The throng of students, service workers and employees of threatened programs gathered at noon at North Hall and advanced across campus to the Student Resource Building chanting, “Whose university? Our university!”
Amid cries of “They say cut backs, we say fight back,” protesters assembled to hear testimonials from students who said they have benefited from the student resource programs endangered by the UC-wide budget deficit. Many of the speakers at the rally expressed their appreciation for the numerous student services provided by the university – including Career Services, Counseling Services and Student Health Services, among others.
David Preciado, a second-year Chicano/Chicana studies major, credited UCSB’s Educational Opportunity Program with his personal success at UCSB. Preciado said losing such crucial resources would be a mistake for the university.
“I think it’s pivotal that we as students come together from all different backgrounds and organizations and make our voices heard,” Preciado said.
Julian Posadas, member organizer for the American Federation of State, County, and Municipal Employees and a food service laborer at UCSB, said he and the workers he represents are behind the student body.
“We have to work [together], it’s a community,” Posadas said. “We want to support the students. … The UC has forgotten about their workers and students and today we stand in solidarity.”
While addressing the crowd, Paul Monge, a second-year global studies and sociology major, laid down a list of demands for the university.

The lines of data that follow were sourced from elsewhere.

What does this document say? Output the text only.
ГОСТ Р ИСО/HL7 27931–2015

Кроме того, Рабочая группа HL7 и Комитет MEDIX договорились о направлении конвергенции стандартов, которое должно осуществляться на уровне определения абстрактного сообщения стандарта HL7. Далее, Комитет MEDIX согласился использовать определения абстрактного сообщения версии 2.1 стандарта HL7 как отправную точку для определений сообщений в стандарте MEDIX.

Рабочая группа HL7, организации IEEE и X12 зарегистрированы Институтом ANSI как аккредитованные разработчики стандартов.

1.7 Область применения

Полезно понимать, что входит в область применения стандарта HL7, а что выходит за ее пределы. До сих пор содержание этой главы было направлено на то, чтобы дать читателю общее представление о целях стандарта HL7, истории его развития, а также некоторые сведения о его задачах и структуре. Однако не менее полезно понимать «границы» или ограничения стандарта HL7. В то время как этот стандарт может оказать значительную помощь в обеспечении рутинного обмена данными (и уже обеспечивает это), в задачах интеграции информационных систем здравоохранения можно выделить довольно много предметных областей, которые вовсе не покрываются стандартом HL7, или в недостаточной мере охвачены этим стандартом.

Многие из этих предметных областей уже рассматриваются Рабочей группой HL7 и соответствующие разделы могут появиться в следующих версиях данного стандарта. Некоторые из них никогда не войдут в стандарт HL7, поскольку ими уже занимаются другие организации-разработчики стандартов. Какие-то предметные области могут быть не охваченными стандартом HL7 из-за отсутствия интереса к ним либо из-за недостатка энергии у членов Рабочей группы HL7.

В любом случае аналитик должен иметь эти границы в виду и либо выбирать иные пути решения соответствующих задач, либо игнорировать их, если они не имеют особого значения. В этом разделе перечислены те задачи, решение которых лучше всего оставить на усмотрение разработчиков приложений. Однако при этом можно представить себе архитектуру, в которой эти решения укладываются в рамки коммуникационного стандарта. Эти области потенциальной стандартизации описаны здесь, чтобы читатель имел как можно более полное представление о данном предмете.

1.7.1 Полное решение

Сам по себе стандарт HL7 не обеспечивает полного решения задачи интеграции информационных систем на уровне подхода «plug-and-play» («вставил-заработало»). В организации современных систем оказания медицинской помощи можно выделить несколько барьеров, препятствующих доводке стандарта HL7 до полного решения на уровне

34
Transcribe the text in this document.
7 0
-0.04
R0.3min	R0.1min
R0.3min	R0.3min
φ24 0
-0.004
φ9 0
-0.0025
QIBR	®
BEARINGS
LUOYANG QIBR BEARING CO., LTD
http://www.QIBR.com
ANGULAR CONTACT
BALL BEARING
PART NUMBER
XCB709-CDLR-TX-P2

“More student representatives on campus budget committees, commitment for greater fiscal transparency and respect for student sovereignty,” Monge said.
Chris Martin, a third-year English major and President of the Black Pioneers Renaissance Organization, issued the closing remarks for the rally. Martin said that EOP and other student resource organizations are critical for helping students adjust to the collegiate environment.
“It’s not just a black thing, or a white thing, an Asian, or brown, homo or heterosexual issue,” Martin said. “This affects all the students, the entire campus, regardless of race, background, creed, culture or orientation.”
After Martin’s closing remarks, students lingered to sign a petition on behalf of EOP. The organization is currently campaigning to offset the impact of budget cuts by placing a fee initiative on the ballot for campus elections this spring. The organization must collect 2,700 signatures in order to place the initiative on the ballot.
Martin encouraged the protesters not to give up their fight.
“Sometimes we may grow weary of chanting and marching, but I assure you that we can renew our strength in the hope that we have for our future,” he said.